Lindbergh's colleagues in the NHL felt the same way. Flyers captain Dave Poulin said, "I had my own nickname for Pelle. I called him 'P.F.' When somebody asked what it meant, I'd tell them ' Philadelphia Flyers.' In reality, it meant 'personal friend.' " Edmonton's Wayne Gretzky told the Philadelphia Daily News, "Win or lose, he'd lift his mask at the end of the game and he'd have a smile on his face." Gretzky recalled that after he had scored four goals against Lindbergh in the 1983 All-Star Game and had won an automobile as the game's MVP, the goalie shook his hand, winked and said, "You owe me half the car."
Lindbergh's easy manner drew people close. "I've cried at deaths, but it was always because I felt bad for somebody else's loss," said teammate Mark Howe. "This is the first time I wept for me. I had never lost someone from my immediate family before."
In eulogizing Lindbergh at the Spectrum last Thursday, Bernie Parent, the great Flyer goalie who was something of a father figure to him, said, "Each goalie stands on a lonely island." For Lindbergh, that was true only on the ice.

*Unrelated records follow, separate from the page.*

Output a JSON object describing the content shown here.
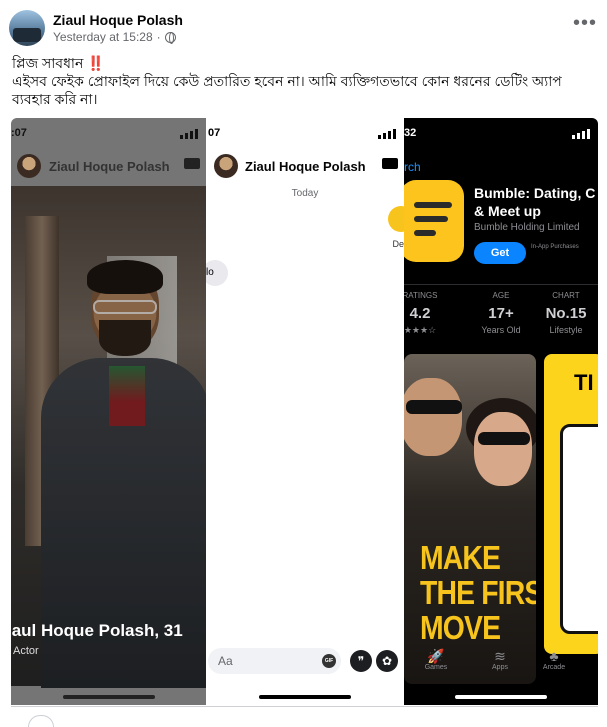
{
  "post": {
    "author": "Ziaul Hoque Polash",
    "timestamp": "Yesterday at 15:28",
    "privacy_sep": "·",
    "more_label": "•••",
    "line1": "প্লিজ সাবধান ",
    "line1_emoji": "‼️",
    "line2": "এইসব ফেইক প্রোফাইল দিয়ে কেউ প্রতারিত হবেন না। আমি ব্যক্তিগতভাবে কোন ধরনের ডেটিং অ্যাপ ব্যবহার করি না।"
  },
  "shot1": {
    "time": ":07",
    "header_name": "Ziaul Hoque Polash",
    "overlay_name": "iaul Hoque Polash, 31",
    "job": "Actor"
  },
  "shot2": {
    "time": "07",
    "header_name": "Ziaul Hoque Polash",
    "today": "Today",
    "right_fragment": "De",
    "left_fragment": "lo",
    "compose_placeholder": "Aa",
    "gif_label": "GIF"
  },
  "shot3": {
    "time": "32",
    "back_label": "rch",
    "app_title_1": "Bumble: Dating, C",
    "app_title_2": "& Meet up",
    "developer": "Bumble Holding Limited",
    "get_label": "Get",
    "iap_label": "In-App Purchases",
    "stats": [
      {
        "label": "RATINGS",
        "value": "4.2",
        "sub": "★★★☆"
      },
      {
        "label": "AGE",
        "value": "17+",
        "sub": "Years Old"
      },
      {
        "label": "CHART",
        "value": "No.15",
        "sub": "Lifestyle"
      }
    ],
    "tagline_1": "MAKE",
    "tagline_2": "THE FIRST",
    "tagline_3": "MOVE",
    "promo2_text": "TI",
    "tabs": [
      {
        "label": "Games"
      },
      {
        "label": "Apps"
      },
      {
        "label": "Arcade"
      }
    ]
  }
}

The football players at Glenville ( Minn.) High with their 68-game losing streak (SI, Nov. 4) can take heart from the Eagles of Dobbs Ferry High in New York. Like Glenville, Dobbs Ferry suffered a horrible streak, losing a state-record 45 consecutive times. Then, in 1974, coach Frank Violante arrived. He added to the streak by losing his first three games, then started winning. The Eagles have now won their division title nine years in a row and are unbeaten in their last 37 games; but for a 7-3 loss in 1981, Dobbs Ferry would be only two wins short of the state record of 55 straight.

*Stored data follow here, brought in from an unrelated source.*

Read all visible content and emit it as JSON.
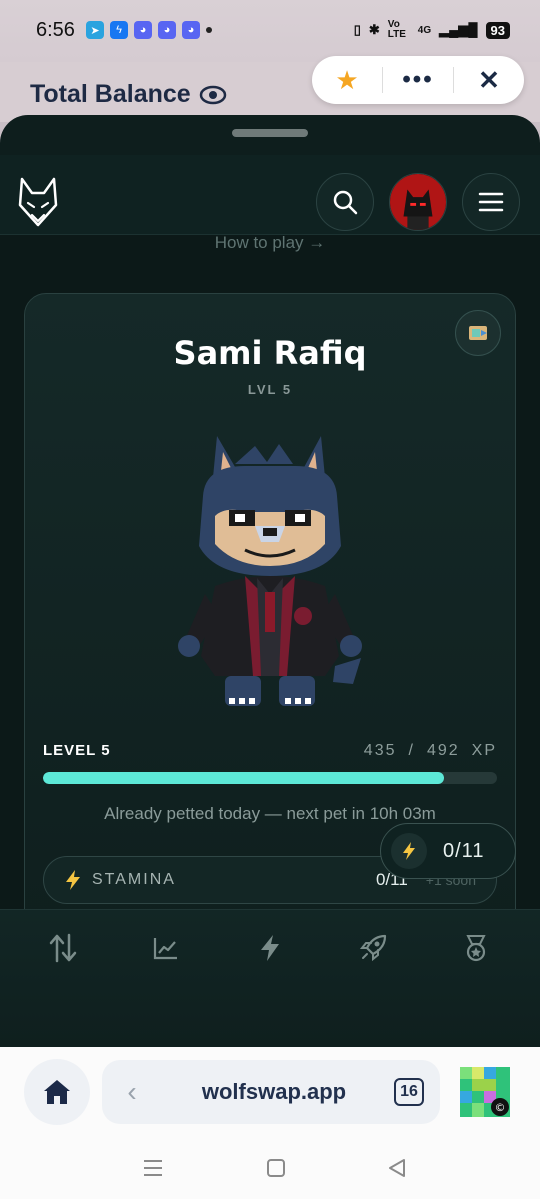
{
  "status_bar": {
    "time": "6:56",
    "battery": "93",
    "network": "4G",
    "volte": "Vo LTE"
  },
  "background_page": {
    "title": "Total Balance"
  },
  "browser_pill": {
    "star_icon": "star-icon",
    "more_icon": "more-icon",
    "close_icon": "close-icon"
  },
  "header": {
    "logo_icon": "wolf-logo-icon",
    "search_icon": "search-icon",
    "menu_icon": "hamburger-icon"
  },
  "main": {
    "how_to_play": "How to play →"
  },
  "pet_card": {
    "name": "Sami Rafiq",
    "level_tag": "LVL 5",
    "level_label": "LEVEL 5",
    "xp_current": "435",
    "xp_separator": "/",
    "xp_max": "492",
    "xp_unit": "XP",
    "xp_progress": 0.884,
    "pet_status": "Already petted today — next pet in 10h 03m",
    "stamina_label": "STAMINA",
    "stamina_value": "0/11",
    "stamina_soon": "+1 soon"
  },
  "floating_stamina": {
    "value": "0/11"
  },
  "bottom_nav": {
    "items": [
      "swap-icon",
      "chart-icon",
      "bolt-icon",
      "rocket-icon",
      "medal-icon"
    ]
  },
  "browser": {
    "url": "wolfswap.app",
    "tab_count": "16"
  },
  "colors": {
    "accent": "#5de8d7",
    "bolt": "#f5c542",
    "sheet_bg": "#0e1e1d"
  }
}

Coach Violante, any advice for Glenville? "Yeah," he says. "Keep trying."
AND IF THAT DOESN'T WORK
If Glenville's Trojans want more specific advice than Violante offers, they might look to North Judson-San Pierre High School in Indiana. The Blue Jays out-scored opponents this season 564-37 as they rolled to 11-1. Coach Russ Radtke, whose nine-year record is 86-20, can be seen as either old-fashioned or revolutionary. "A whistle goes off downtown at 6 p.m.," he says. "That's when we quit. When parents hear that, they know their boys are getting ready to head home for supper." Before the boys go, however, they must clean up after themselves because there are no janitors in the locker room. Radtke is a stickler for responsibility. Each week his players are quizzed on the game plan for that Friday night. "If they miss more than two questions out of 50, they don't play." The players even have to earn their Saturday-morning practice time. "We tell them if they lose, they don't get to practice," says Radtke.